Published On: Thu, Nov 24th, 2016

Facebook Accused of Enabling Censorship To Appease China

Mark-Zuckerberg-Facebook

 

Facebook has developed a new censorship tool as part of an effort to get back into the Chinese market. The world’s largest social media network was banned in that country seven years ago.

But why was it banned? Well social media played a central role in The Arab Spring where governments in Libya, Egypt and Tunisia were toppled. The Chinese government is concerned that Facebook could be used for similar anti-government organization in its country.
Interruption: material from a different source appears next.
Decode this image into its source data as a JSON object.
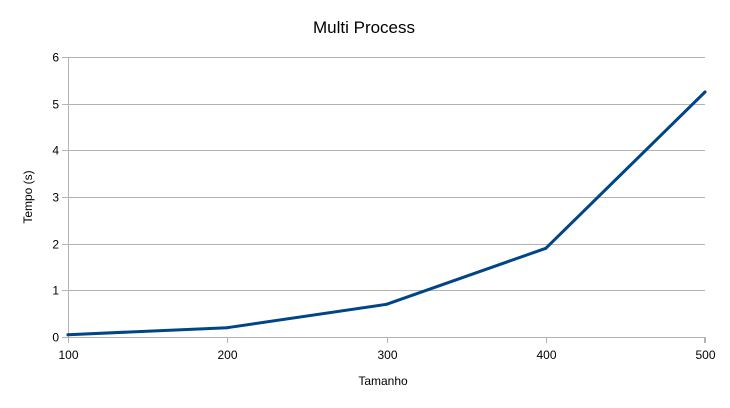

The New York Times reported that Facebook employees revealed to it that the company has developed a tool which can be used to block certain news feeds from appearing in select regions in China. The tool would not be used by the company itself, but by another party like a Facebook partner in China.

 

china-flag-map

 

This comes after Mark Zuckerberg has been courting Chinese leaders including President Xi Jinping.

Other social media firms engage in similar practices and Facebook already allows for such censorship in other countries.

Corporate cooperation with government censorship around the world has been a controversial subject for some time now. Internet behemoths like Google have been criticized by free speech groups for allowing countries like China to censor their content.

But do private corporations have a responsibility to not cooperate with non-democratic governments? Well Facebook does not see any conflict here.

“We have long said that we are interested in China, and are spending time understanding and learning more about the country, ” Facebook spokeswoman Arielle Aryah said in an emailed statement to Reuters.

“However, we have not made any decision on our approach to China. Our focus right now is on helping Chinese businesses and developers expand to new markets outside China by using our ad platform.”

There is nothing new to controversy surrounding the dealings of private enterprises in non-democratic countries. Oil companies have been lambasted for working with repressive Arab regimes in the Middle East. Throughout the Cold War American firms were often attacked for doing business with dictatorial regimes in El Salvador and The Philippines.